Speaking at a seminar titled “Whither Kashmir? Freedom or Enslavement,” Roy asked Kashmiris to ponder on the type of society they have in mind for themselves.
“Imperial colonialism is fast being replaced by corporate colonialism and Kashmiris would have to make a choice whether or not they wanted the Indian oppression to be replaced by a future corporate oppression of the local masses,” she said.
“Your struggle has increased the consciousness in India about the oppression you face, but you must decide what type of society you have in mind once you are allowed to decide your future,” she said.
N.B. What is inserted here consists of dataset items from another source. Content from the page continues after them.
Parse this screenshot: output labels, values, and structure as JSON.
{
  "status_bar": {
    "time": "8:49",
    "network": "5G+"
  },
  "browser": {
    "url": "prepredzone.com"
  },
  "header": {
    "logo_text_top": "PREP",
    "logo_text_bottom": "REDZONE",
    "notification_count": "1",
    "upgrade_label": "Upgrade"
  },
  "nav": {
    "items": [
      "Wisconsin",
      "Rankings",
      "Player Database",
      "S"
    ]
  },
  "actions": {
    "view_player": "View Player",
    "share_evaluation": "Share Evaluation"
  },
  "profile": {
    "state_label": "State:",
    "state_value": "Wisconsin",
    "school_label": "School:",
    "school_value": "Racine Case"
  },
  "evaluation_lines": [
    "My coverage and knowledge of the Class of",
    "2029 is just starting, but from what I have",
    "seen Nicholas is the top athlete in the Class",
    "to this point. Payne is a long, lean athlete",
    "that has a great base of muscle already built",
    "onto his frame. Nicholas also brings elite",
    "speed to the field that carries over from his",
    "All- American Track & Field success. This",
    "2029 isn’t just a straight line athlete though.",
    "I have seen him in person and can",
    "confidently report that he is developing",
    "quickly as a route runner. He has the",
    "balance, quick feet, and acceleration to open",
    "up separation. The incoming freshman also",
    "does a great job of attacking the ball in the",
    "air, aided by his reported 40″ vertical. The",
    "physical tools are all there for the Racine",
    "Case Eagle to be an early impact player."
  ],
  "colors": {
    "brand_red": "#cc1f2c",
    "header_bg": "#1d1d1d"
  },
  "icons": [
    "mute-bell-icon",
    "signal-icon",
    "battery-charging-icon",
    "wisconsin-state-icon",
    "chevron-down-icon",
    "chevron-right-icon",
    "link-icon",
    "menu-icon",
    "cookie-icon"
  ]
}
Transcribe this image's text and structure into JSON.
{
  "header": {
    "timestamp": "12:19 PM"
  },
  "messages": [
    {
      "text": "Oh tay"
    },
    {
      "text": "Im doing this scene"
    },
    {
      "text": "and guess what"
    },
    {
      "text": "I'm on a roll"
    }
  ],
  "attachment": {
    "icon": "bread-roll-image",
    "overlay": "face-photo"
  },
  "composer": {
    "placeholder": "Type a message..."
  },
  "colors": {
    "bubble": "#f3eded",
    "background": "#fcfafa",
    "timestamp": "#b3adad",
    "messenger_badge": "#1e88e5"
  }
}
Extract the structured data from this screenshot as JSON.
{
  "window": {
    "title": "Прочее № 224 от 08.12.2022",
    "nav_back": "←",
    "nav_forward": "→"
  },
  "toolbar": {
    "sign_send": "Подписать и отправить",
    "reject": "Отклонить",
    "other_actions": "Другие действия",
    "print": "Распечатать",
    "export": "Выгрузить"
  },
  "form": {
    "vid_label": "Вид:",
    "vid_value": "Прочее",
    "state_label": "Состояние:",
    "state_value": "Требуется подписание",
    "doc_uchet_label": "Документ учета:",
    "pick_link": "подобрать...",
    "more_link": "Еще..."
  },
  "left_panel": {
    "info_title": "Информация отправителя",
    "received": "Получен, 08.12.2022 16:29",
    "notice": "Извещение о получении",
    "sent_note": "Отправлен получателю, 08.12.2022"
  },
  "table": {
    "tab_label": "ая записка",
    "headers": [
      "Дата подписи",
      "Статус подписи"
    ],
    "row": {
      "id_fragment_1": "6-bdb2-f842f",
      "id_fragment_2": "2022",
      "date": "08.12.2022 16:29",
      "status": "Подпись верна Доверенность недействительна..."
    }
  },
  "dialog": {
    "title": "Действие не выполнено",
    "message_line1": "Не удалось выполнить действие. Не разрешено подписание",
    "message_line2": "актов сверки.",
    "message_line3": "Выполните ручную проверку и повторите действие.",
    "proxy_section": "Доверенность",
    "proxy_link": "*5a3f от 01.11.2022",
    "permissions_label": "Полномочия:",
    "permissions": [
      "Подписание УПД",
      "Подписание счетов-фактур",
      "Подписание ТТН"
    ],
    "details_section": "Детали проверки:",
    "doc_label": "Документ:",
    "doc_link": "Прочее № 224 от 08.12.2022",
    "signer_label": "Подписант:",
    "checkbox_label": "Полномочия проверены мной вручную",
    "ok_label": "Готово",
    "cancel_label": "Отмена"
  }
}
“Any kind of resistance makes the people stronger and more mature. Kashmiris have been fighting Indian occupation and they should understand what they have achieved and what they have lost,” the writer said.
Attacking the Indian government for the “oppression of the Kashmiri people”, she said India has been using Kashmiris recruited in the army and paramilitary forces to suppress the voices of dissent in the Northeast and vice versa.
“Kashmiris themselves should avoid being the part of oppressing machinery. They should avoid being the part of police and paramilitary forces.”
The seminar was organized by the Jammu and Kashmir Coalition of Civil Society headed by the local rights activist Pervaiz Imroz and was held at a hotel here.
Besides Roy, rights activist Gautam Naulakha and Delhi-based trader unionist Ashim Roy also strongly voiced their support for the freedom movement of the people of Kashmir.
No mainstream or separatist politician was present at the seminar although many local journalists and members of the civil society attended it.
Among the other speakers at the seminar were assistant editor of the Economic Times in Delhi Najeeb Mubarki, a Srinagar based senior journalist Parvaiz Bukhari, and a film maker Sanjay Kak.
Roy won the booker Prize in 1997 for her novel, The God of Small Things, and has also written two screenplays and several collections of essays. She has also written several pieces on Kashmir movement in Indian or international press while as Kak released a documentary titled “Jashn-e- Azadi” in 2007 which depicts the ground situation in the valley during the last two decades. The documentary was acclaimed in the valley with locals maintaining it depicted the truth about the Kashmir situation.
There has been unrest going on in India Kashmir since four months now which has left 111 people dead most of them youngsters. Omar Abdullah lead coalition government has failed to reach out to the youngsters who are on the streets protesting for their rights.